READ MORE: Fears East Lothian outdoor drinkers will create a 'lake of pee' outside historic kirk

However he urged councillors to reject their officers' recommendation to refuse retrospective planning permission for the lights, saying no local residents had objected to them over the years and the restaurant needed to be seen to attract customers.

Mr Stewart told the committee: "This is not a sterile environment, this is a part of North Berwick which is a growing leisure and tourist destination.

"With any restaurant it is vital people can see you."

The planning committee was told neither North Berwick Community Council nor Historic Environment Scotland had objected to the lighting - however one objection had been lodged by the Architectural Heritage Society of Scotland, who said the LED lighting was "garish, prominent and intrusive and completely at odds with the historical and architectural character of this part of the Conservation Area."
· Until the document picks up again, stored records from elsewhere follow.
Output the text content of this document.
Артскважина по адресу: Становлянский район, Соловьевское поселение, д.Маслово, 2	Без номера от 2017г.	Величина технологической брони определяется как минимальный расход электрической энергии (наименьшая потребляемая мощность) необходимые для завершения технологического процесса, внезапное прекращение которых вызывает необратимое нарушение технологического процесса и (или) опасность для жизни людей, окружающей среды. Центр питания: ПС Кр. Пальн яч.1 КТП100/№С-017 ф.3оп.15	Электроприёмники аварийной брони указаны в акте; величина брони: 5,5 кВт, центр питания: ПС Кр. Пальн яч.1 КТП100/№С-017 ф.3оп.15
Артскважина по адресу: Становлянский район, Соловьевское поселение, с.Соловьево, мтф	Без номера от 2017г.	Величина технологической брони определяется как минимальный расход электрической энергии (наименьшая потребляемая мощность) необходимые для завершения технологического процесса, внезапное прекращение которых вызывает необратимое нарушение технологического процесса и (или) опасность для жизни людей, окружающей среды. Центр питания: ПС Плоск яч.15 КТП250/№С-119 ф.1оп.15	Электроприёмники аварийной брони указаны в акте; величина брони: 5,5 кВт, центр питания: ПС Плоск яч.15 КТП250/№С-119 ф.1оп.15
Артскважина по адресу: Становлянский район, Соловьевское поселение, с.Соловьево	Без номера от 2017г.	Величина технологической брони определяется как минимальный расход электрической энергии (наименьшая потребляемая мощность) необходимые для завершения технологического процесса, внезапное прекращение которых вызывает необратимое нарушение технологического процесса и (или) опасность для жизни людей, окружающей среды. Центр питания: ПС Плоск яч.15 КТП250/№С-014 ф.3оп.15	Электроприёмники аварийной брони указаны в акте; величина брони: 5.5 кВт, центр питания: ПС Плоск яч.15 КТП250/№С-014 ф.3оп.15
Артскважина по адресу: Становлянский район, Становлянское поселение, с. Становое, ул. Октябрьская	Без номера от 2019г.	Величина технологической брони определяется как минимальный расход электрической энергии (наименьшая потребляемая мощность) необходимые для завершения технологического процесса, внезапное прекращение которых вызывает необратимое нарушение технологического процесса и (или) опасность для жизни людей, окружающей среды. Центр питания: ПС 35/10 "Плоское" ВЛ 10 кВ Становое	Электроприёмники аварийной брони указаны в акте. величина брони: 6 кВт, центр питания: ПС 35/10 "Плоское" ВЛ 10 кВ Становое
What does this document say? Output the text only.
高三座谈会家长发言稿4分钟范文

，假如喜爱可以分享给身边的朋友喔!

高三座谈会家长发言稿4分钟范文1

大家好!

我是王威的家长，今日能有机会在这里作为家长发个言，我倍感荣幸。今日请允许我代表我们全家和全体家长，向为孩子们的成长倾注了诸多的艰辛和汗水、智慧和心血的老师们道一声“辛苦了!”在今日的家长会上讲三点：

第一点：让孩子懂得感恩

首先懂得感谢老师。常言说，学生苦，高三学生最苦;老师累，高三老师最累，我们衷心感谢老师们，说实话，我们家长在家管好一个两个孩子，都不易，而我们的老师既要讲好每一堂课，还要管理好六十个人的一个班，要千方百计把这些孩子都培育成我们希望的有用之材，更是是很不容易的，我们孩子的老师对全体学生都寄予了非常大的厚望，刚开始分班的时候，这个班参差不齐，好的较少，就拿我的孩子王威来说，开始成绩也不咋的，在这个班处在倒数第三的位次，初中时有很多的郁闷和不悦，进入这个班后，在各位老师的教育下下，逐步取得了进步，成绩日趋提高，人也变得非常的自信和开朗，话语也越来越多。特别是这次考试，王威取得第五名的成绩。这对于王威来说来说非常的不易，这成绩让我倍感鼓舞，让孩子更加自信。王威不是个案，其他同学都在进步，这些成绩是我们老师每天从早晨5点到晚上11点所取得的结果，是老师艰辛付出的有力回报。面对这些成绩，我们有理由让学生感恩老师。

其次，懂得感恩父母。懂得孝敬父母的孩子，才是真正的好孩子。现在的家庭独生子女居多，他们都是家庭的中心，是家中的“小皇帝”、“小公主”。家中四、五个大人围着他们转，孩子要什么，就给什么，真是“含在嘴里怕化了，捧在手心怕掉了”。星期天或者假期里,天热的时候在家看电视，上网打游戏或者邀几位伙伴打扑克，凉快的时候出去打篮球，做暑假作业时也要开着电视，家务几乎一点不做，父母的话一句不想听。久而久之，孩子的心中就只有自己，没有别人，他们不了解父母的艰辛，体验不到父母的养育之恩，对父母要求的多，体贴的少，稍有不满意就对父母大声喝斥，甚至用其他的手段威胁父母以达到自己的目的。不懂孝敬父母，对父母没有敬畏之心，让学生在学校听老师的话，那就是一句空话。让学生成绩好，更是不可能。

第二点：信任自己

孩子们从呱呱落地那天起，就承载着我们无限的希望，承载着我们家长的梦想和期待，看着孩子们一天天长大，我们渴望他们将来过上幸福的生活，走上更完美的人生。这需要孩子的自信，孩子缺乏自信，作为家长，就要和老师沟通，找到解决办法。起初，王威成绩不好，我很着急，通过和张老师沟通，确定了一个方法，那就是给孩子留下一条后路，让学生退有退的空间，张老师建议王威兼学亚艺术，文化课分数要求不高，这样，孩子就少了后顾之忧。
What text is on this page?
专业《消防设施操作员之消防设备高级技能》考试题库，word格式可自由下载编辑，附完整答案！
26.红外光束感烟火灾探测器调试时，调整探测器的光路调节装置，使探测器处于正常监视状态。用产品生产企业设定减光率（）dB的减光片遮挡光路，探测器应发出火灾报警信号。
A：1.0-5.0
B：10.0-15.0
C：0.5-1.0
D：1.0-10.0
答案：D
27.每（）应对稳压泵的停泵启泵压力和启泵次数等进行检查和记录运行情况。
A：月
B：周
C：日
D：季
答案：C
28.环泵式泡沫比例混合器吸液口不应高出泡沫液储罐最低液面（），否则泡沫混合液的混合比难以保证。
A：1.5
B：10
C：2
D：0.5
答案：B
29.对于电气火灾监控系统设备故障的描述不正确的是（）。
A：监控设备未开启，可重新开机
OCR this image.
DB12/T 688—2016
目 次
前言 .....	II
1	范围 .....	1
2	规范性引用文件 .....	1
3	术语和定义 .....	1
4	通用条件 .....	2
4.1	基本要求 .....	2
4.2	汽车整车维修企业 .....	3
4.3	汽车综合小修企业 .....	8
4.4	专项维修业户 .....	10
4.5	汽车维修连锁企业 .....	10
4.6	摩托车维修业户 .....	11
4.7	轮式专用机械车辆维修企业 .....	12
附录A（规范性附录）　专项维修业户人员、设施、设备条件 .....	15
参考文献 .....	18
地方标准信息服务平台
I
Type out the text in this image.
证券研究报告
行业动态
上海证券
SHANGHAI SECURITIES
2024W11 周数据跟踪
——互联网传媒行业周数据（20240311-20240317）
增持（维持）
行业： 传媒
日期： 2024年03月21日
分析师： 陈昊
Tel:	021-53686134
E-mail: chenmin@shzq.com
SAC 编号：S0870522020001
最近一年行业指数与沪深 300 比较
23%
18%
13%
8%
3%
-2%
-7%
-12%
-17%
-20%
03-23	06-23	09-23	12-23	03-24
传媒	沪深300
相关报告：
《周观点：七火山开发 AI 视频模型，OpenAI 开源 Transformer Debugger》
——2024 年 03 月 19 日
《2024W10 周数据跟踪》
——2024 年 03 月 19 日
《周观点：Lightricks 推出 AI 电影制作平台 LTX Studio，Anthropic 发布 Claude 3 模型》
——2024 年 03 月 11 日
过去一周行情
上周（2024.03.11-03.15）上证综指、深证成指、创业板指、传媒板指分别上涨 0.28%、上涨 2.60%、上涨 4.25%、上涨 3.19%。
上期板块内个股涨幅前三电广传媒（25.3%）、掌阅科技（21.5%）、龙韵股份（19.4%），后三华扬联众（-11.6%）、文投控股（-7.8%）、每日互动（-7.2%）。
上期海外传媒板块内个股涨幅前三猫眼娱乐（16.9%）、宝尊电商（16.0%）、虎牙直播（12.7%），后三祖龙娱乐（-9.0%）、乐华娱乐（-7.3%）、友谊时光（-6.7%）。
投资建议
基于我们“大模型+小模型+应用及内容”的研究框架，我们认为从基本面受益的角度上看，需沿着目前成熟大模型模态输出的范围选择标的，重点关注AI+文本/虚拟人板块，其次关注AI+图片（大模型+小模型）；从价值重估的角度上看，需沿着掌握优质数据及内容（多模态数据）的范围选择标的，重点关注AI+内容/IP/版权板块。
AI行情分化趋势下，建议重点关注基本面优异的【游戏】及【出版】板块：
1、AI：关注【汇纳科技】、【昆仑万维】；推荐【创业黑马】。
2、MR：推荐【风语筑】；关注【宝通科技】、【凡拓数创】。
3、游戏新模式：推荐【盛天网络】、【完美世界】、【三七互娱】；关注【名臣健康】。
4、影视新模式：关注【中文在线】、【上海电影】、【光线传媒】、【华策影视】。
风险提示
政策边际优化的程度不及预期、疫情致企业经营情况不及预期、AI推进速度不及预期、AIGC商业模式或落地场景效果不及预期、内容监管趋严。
Planning officers produced night time photographs of the restaurant with the LED lights on and off to demonstrate the impact and in their report recommending refusal said they had "far reaching visual impact" when on.

They said: "As an incongruous, intrusive and unsympathetic addition to the building, the LED string/strip lighting has a harmful impact on the character and appearance of the streetscape of the harbour promontory, and thus is visually harmful to the character and appearance of this important part of the North Berwick Conservation Area."

However the committee was told by Mr Stewart the restaurant was only open after dark in the winter on Fridays and Saturdays when it closed at 8pm and it closed at the same time during the summer months with the lights not used seven or eight months of the year.

A decision by Mr Stewart and his agent not to provide a lighting assessment report as requested by council officers sparked some concern from committee members.

Mr Stewart told the committee that the report would have been expensive at a time when hospitality was recovering from the pandemic and his agent had been told it would not change the recommendation to refuse planning permission.

Councillor Neil Gilbert said that if the report had been produced he would have been minded to support the application but could not without it while fellow councillor Shona McIntosh agreed.

However local councillor Carol McFarlane, who called in the application for the committee to decide, described the planning officers reasons for refusal as "overstated".

She said: "In reality the lighting is less intrusive than the street lighting and the nearby seabird centre."

And planning convenor Norman Hampshire also backed the lighting pointing out it had been in place for six years without issue.

Councillor Hampshire said: "I am confident that if there was an issue with the lighting in North Berwick we would have had a lot of letters in front of us today."

The committee voted by five votes to four to approve the lighting with a condition that they should be switched off between 8pm and 9am daily.